# spanwise_interpolation¶

Returns the interpolation weights and indices of said weights for a span wise interpolation. The indices refer to column indices of a row vector containing the gust disturbance at each chordwise control point.

This is used in non-span uniform gusts with multiple inputs, where each set of chordwise control points in the state vector corresponds to one gust (i.e. its time history).

The interpolation is performed as follows.

For an arbitrary point within a grid delimited by (0, 0), (0, 1), (1, 0) and (1, 1), the velocity at a given point is:

$u_z = \alpha_1 u_1 + \alpha_0 u_0$

where $$\alpha_1 = \frac{y - y_0}{y_{1} - y_{0}}$$ and $$\alpha_0 = \frac{y_1-y}{y_1-y_0}$$.

The velocities $$u_1$$ and $$u_0$$ are at the current chordwise point, thus translating into

$\begin{split}u_1 = \beta_{11} u_{11} + \beta_{10} u_{10} \\ u_0 = \beta_{01} u_{01} + \beta_{00} u_{00}\end{split}$

where $$\beta_{11} = \frac{x - x_0}{x_1 - x_0}$$ and the rest follow a similar pattern.

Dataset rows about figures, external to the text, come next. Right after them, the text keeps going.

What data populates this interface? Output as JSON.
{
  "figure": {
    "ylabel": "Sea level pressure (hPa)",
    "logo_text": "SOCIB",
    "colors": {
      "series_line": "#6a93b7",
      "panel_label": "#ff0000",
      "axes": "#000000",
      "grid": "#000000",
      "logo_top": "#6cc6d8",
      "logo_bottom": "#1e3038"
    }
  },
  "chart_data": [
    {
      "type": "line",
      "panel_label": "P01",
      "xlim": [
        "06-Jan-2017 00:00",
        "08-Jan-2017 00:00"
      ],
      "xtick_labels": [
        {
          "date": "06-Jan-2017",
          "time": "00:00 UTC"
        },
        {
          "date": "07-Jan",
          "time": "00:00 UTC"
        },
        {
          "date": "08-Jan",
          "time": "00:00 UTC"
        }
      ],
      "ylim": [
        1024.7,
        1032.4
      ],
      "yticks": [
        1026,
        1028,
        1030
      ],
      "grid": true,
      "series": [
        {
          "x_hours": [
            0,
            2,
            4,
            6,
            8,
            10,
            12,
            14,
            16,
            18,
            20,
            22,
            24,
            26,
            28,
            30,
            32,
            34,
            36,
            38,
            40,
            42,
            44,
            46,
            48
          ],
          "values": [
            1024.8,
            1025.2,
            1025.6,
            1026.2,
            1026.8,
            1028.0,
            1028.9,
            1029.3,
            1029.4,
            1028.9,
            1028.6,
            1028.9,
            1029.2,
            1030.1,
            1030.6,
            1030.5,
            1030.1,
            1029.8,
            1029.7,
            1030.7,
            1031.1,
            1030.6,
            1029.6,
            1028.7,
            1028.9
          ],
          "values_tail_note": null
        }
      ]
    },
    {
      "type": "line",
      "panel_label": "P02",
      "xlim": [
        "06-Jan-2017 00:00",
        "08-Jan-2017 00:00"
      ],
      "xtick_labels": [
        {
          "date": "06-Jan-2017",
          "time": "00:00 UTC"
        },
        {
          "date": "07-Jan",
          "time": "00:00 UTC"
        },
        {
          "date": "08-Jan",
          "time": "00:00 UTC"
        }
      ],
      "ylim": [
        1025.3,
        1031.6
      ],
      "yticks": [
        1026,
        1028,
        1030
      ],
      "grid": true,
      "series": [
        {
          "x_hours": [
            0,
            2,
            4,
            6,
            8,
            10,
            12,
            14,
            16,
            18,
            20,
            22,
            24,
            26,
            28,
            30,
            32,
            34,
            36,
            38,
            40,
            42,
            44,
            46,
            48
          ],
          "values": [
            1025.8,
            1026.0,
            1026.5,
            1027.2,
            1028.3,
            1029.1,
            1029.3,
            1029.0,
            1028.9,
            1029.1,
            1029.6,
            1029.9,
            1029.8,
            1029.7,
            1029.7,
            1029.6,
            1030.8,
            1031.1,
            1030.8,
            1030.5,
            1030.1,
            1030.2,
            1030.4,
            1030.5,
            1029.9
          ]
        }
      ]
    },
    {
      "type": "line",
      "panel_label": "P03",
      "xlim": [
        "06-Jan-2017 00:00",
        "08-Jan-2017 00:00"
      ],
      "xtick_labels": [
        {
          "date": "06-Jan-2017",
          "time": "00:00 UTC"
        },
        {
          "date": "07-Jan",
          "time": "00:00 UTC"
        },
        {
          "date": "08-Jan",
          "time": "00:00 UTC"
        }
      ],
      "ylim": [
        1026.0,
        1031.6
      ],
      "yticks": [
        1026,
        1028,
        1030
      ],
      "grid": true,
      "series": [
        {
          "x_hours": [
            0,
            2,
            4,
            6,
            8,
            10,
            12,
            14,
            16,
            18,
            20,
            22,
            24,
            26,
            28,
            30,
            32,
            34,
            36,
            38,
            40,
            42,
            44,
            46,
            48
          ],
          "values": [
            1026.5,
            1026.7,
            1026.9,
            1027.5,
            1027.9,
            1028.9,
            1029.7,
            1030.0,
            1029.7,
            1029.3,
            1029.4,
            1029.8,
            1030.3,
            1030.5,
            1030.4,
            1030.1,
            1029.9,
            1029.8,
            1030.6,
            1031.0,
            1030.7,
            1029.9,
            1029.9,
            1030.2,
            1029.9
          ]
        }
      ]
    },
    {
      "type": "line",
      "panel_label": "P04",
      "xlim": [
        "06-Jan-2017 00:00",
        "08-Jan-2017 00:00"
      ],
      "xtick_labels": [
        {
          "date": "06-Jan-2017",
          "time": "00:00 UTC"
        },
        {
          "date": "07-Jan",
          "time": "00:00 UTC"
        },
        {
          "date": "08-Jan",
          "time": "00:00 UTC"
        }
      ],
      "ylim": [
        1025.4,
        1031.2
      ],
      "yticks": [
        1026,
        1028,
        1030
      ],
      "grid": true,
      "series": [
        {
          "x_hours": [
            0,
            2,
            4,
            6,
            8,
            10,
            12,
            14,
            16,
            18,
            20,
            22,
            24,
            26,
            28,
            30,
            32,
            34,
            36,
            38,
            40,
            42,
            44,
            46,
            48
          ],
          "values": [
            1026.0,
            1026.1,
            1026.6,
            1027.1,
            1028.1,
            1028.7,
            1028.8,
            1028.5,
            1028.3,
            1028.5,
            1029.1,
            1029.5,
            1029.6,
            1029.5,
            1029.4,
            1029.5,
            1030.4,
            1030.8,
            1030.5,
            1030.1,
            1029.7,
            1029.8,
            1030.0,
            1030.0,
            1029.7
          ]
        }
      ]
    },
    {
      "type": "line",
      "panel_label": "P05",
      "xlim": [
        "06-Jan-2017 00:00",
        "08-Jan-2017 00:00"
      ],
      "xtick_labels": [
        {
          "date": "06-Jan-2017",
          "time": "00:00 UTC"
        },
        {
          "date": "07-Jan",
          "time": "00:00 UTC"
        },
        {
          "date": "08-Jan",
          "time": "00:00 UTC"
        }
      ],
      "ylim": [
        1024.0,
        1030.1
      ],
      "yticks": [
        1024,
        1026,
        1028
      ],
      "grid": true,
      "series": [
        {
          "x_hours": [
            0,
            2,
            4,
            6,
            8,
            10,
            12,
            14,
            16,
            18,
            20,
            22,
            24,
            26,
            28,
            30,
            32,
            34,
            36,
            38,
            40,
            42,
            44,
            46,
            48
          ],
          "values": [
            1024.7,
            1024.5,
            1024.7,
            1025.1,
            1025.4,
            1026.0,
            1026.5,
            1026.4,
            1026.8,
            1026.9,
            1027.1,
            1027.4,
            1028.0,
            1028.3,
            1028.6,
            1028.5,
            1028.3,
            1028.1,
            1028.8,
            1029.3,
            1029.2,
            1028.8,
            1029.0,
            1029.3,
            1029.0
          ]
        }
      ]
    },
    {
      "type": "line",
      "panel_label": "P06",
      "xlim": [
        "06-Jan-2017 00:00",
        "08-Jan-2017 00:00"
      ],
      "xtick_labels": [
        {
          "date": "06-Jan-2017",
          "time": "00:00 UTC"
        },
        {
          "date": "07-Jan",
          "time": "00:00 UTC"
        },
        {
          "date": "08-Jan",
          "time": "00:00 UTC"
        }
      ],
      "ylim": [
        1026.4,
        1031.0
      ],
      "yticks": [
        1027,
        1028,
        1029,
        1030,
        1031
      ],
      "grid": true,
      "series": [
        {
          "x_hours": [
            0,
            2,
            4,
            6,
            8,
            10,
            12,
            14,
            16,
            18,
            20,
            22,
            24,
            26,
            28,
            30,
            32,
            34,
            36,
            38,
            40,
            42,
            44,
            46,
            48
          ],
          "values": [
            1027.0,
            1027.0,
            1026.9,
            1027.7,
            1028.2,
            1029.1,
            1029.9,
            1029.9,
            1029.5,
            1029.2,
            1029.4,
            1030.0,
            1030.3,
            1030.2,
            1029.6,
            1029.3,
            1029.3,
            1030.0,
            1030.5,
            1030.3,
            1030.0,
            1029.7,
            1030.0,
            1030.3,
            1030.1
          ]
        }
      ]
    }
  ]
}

The resulting interpolation scheme gives

$\begin{split}u_z = \begin{pmatrix} \alpha_1 \beta_{11} u_{11} & \alpha_1 \beta{10} & \alpha_0 \beta_{01} & \alpha_0 \beta_{00} \end{pmatrix} \begin{bmatrix} u_{11} \\ u_{10} \\ u_{01} \\ u_{00} \end{bmatrix}.\end{split}$

The indices returned as part of the output correspond to the column indices above to match with the corresponding interpolation control points.

param y_vertex

y (span) coordinate of point

type y_vertex

np.float

param span_loc

Domain of y-coordinates

type span_loc

np.array

param x_vertex

x (chord) coordinate of point

type x_vertex

np.float

param x_domain

Domain of x coordinates

type x_domain

np.array

returns
2-tuple containing i) the 4-array of interpolation weights and ii) the 4-array of column

indicies to place such weights.

rtype

tuple